Song Tielin showing Pao Quan

By this time, Che was already a middle aged man, and moved back to his hometown in Shandong shortly afterwards, as his business had been handed over to the Communists as part of the nationalisation and collectivisation movement that accompanied the founding of the PRC. It was only after his retirement that Che moved to Tianjin, which is how Che Qiang came to be born there. Judging from both the articles published by Che Qiang and the book self-published after Che Runtian’s death in 1993, Che was a living encyclopedia of Song style (empty hand routines, paired practice, weapons, pangen stepping, neigong, etc).
I was very impressed by M Che’s extremely relaxed, sharp fa jing, demonstrating the characteristic shaking power (dou jue jing) for which Song style is famous – from the demonstrations he gave I am sure such a strike to the chest or belly would stop an opponent in their tracks, or certainly give them pause for thought. He also very kindly gave me some training tips, particularly in terms of small exercises to help open up and relax the shoulders and arms, which is an area which is heavily stressed in Song style – both M Che and my teacher stress that the fists should feel like a meteor hammer (liu xing chui) – an ancient weapon with a spiked ball on the end of a metal chain.

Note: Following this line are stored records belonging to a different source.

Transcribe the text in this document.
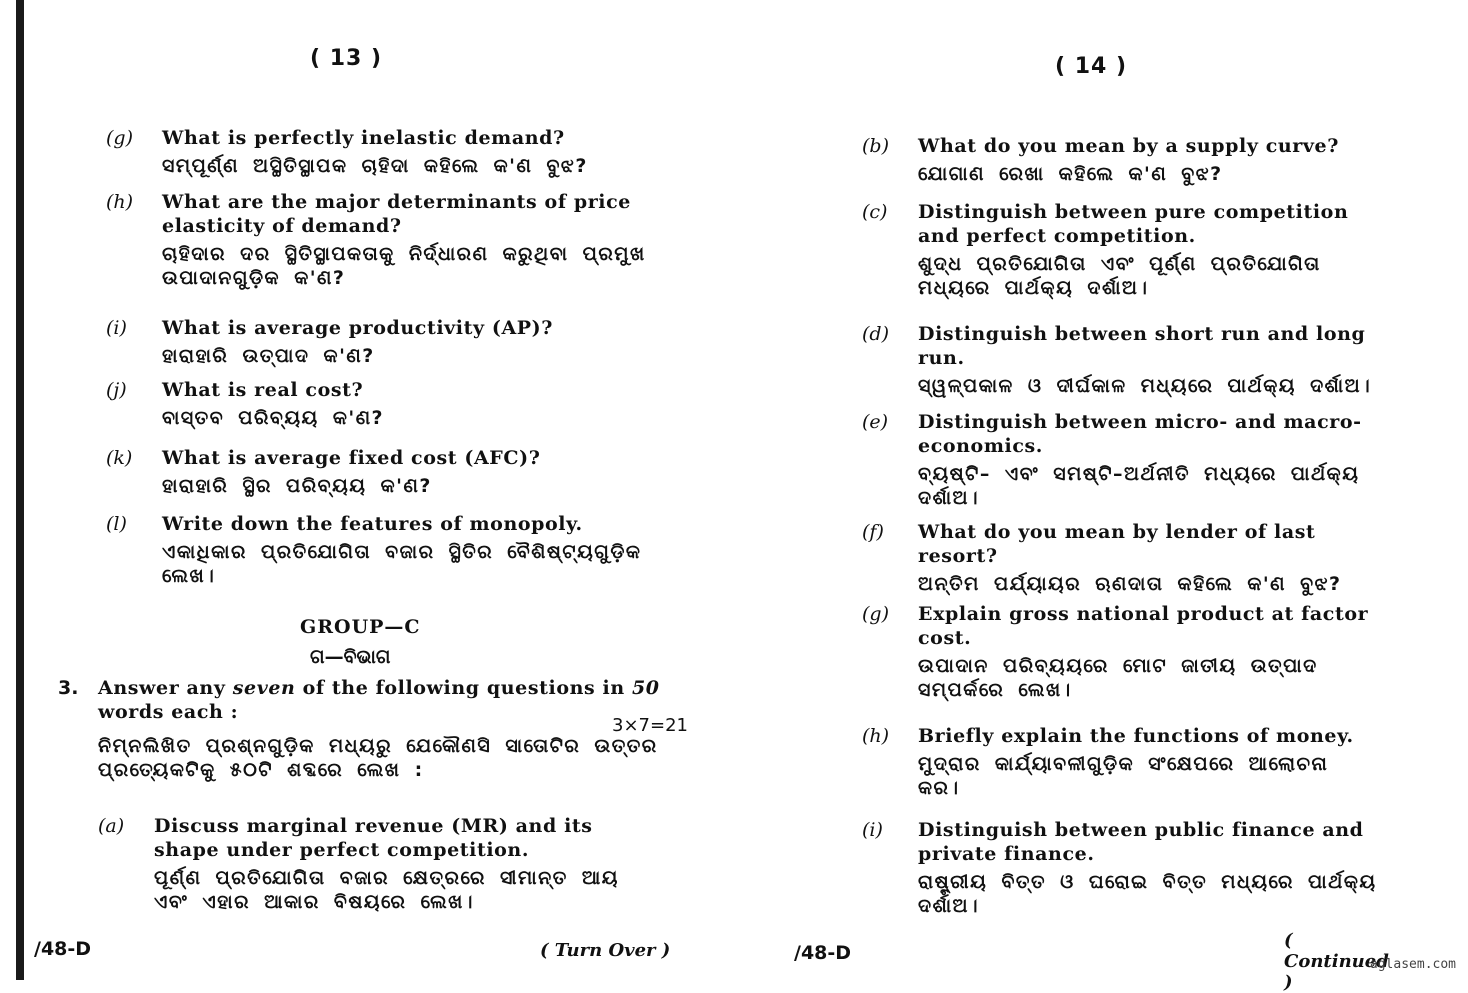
( 13 )
(g) What is perfectly inelastic demand?
ସମ୍ପୂର୍ଣ୍ଣ ଅସ୍ଥିତିସ୍ଥାପକ ଚାହିଦା କହିଲେ କ'ଣ ବୁଝ?
(h) What are the major determinants of price elasticity of demand?
ଚାହିଦାର ଦର ସ୍ଥିତିସ୍ଥାପକତାକୁ ନିର୍ଦ୍ଧାରଣ କରୁଥିବା ପ୍ରମୁଖ ଉପାଦାନଗୁଡ଼ିକ କ'ଣ?
(i) What is average productivity (AP)?
ହାରାହାରି ଉତ୍ପାଦ କ'ଣ?
(j) What is real cost?
ବାସ୍ତବ ପରିବ୍ୟୟ କ'ଣ?
(k) What is average fixed cost (AFC)?
ହାରାହାରି ସ୍ଥିର ପରିବ୍ୟୟ କ'ଣ?
(l) Write down the features of monopoly.
ଏକାଧିକାର ପ୍ରତିଯୋଗିତା ବଜାର ସ୍ଥିତିର ବୈଶିଷ୍ଟ୍ୟଗୁଡ଼ିକ ଲେଖ।
GROUP—C
ଗ—ବିଭାଗ
3. Answer any seven of the following questions in 50 words each :
ନିମ୍ନଲିଖିତ ପ୍ରଶ୍ନଗୁଡ଼ିକ ମଧ୍ୟରୁ ଯେକୌଣସି ସାତୋଟିର ଉତ୍ତର ପ୍ରତ୍ୟେକଟିକୁ ୫୦ଟି ଶବ୍ଦରେ ଲେଖ :
3×7=21
(a) Discuss marginal revenue (MR) and its shape under perfect competition.
ପୂର୍ଣ୍ଣ ପ୍ରତିଯୋଗିତା ବଜାର କ୍ଷେତ୍ରରେ ସୀମାନ୍ତ ଆୟ ଏବଂ ଏହାର ଆକାର ବିଷୟରେ ଲେଖ।
/48-D	( Turn Over )
( 14 )
(b) What do you mean by a supply curve?
ଯୋଗାଣ ରେଖା କହିଲେ କ'ଣ ବୁଝ?
(c) Distinguish between pure competition and perfect competition.
ଶୁଦ୍ଧ ପ୍ରତିଯୋଗିତା ଏବଂ ପୂର୍ଣ୍ଣ ପ୍ରତିଯୋଗିତା ମଧ୍ୟରେ ପାର୍ଥକ୍ୟ ଦର୍ଶାଅ।
(d) Distinguish between short run and long run.
ସ୍ୱଳ୍ପକାଳ ଓ ଦୀର୍ଘକାଳ ମଧ୍ୟରେ ପାର୍ଥକ୍ୟ ଦର୍ଶାଅ।
(e) Distinguish between micro- and macro-economics.
ବ୍ୟଷ୍ଟି– ଏବଂ ସମଷ୍ଟି–ଅର୍ଥନୀତି ମଧ୍ୟରେ ପାର୍ଥକ୍ୟ ଦର୍ଶାଅ।
(f) What do you mean by lender of last resort?
ଅନ୍ତିମ ପର୍ଯ୍ୟାୟର ଋଣଦାତା କହିଲେ କ'ଣ ବୁଝ?
(g) Explain gross national product at factor cost.
ଉପାଦାନ ପରିବ୍ୟୟରେ ମୋଟ ଜାତୀୟ ଉତ୍ପାଦ ସମ୍ପର୍କରେ ଲେଖ।
(h) Briefly explain the functions of money.
ମୁଦ୍ରାର କାର୍ଯ୍ୟାବଳୀଗୁଡ଼ିକ ସଂକ୍ଷେପରେ ଆଲୋଚନା କର।
(i) Distinguish between public finance and private finance.
ରାଷ୍ଟ୍ରୀୟ ବିତ୍ତ ଓ ଘରୋଇ ବିତ୍ତ ମଧ୍ୟରେ ପାର୍ଥକ୍ୟ ଦର୍ଶାଅ।
/48-D
( Continued )
aglasem.com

Che Qiang demonstrating xingyi’s dragon shape

Another point he stressed was that people learning TCMA often try to copy pictures of the postures of masters from when they were in their old age (common examples would be his own grandfather, or the famous taijiquan master Ma Yueliang), when in fact these masters practiced very differently in their youth, with much lower, straighter, more strenuous postures. He explained that as one’s practice improves, such postures are no longer necessary, the postures can be become more curved and the circles can become smaller – so for beginners it is definitely a case of ‘do what your teacher says, not what he does now’.
All in all it was a very enlightening trip and I would encourage anyone interested in this style who has a chance to travel to Tianjin to seek out M Che.